Search and write to .txt file

Dave Angel davea at ieee.org
Tue Aug 11 10:22:49 EDT 2009


Piet van Oostrum wrote:
>>>>>> Helvin <helvinlui at gmail.com> (H) wrote:
>>>>>>             
>
>   
>> H> Hi everyone,
>> H> I am writing some python script that should find a line which contains
>> H> '1' in the data.txt file, then be able to move a certain number of
>> H> lines down, before replacing a line. At the moment, I am able to find
>> H> the line '1', but when I use f.seek to move, and then rewrite, what I
>> H> write goes to the end of the .txt file, instead of being adjusted by
>> H> my f.seek.
>>     
>
>   
>> H> Do you know what way I should take?
>>     
>
>   
>> H> Data.txt is a file of 3 lines:
>> H>    line1
>> H>    line2
>> H>    line3
>>     
>
>   
>> H> Code:
>>     
>
>   
>> H>    with open('data.txt', 'r+') as f:
>> H>        firstread = f.readlines()   # Take a snapshot of initial file
>>     
>
>   
>> H>        f.seek(0,0)    # Go back to beginning and search
>> H>        for line in f:
>> H>            print line
>> H>            if line.find('1'):
>> H>                print 'line matched'
>> H>                f.seek(1,1)       # Move one space along
>> H>                f.write('house\n')     # f.write overwrites the exact
>> H> number of bytes.
>> H>                break                    # leave loop once '1' is found
>>     
>
> Mixing an iterator on the file with direct calls (seek/write) isn't
> going to work.
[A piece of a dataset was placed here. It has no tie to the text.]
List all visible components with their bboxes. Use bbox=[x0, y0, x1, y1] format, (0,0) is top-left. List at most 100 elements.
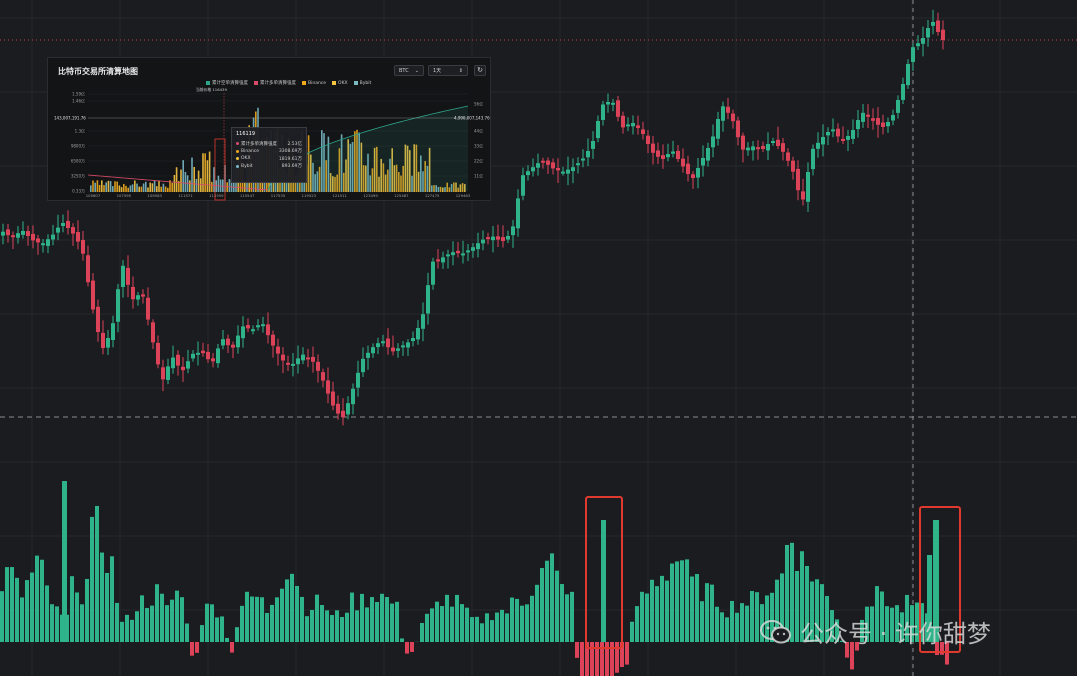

The iterator does read ahead which causes the file
> position not to be what you think it is.
>
> See:
>
>   
>>>> with open('data.txt', 'r+') as f:
>>>>         
> ...   for line in f:
> ...       print line, f.tell()
> ... 
> line1
> 18
> line2
> 18
> line3
> 18
>
>   
In addition to the buffering involved in the read loop, trying to 
position ahead some number of lines would be rather error prone, since 
this is a text file, with varying length lines, and the \n character 
might occupy one byte on some OS, and two bytes on others (Windows).  If 
you feel you must do it in-place, then switch the file mode to binary, 
and use read(), not readline(), keeping track of your own position at 
all times.

As was already suggested by Kushal, if the file is small enough to just 
use readlines() and manipulate that list, I'd do that.  If not, I'd scan 
through the file, creating a new one, creating a new one as you go, then 
rename the new one back when finished.  Actually, I'd create a new one 
even in the first case, in case of a crash while rewriting the file.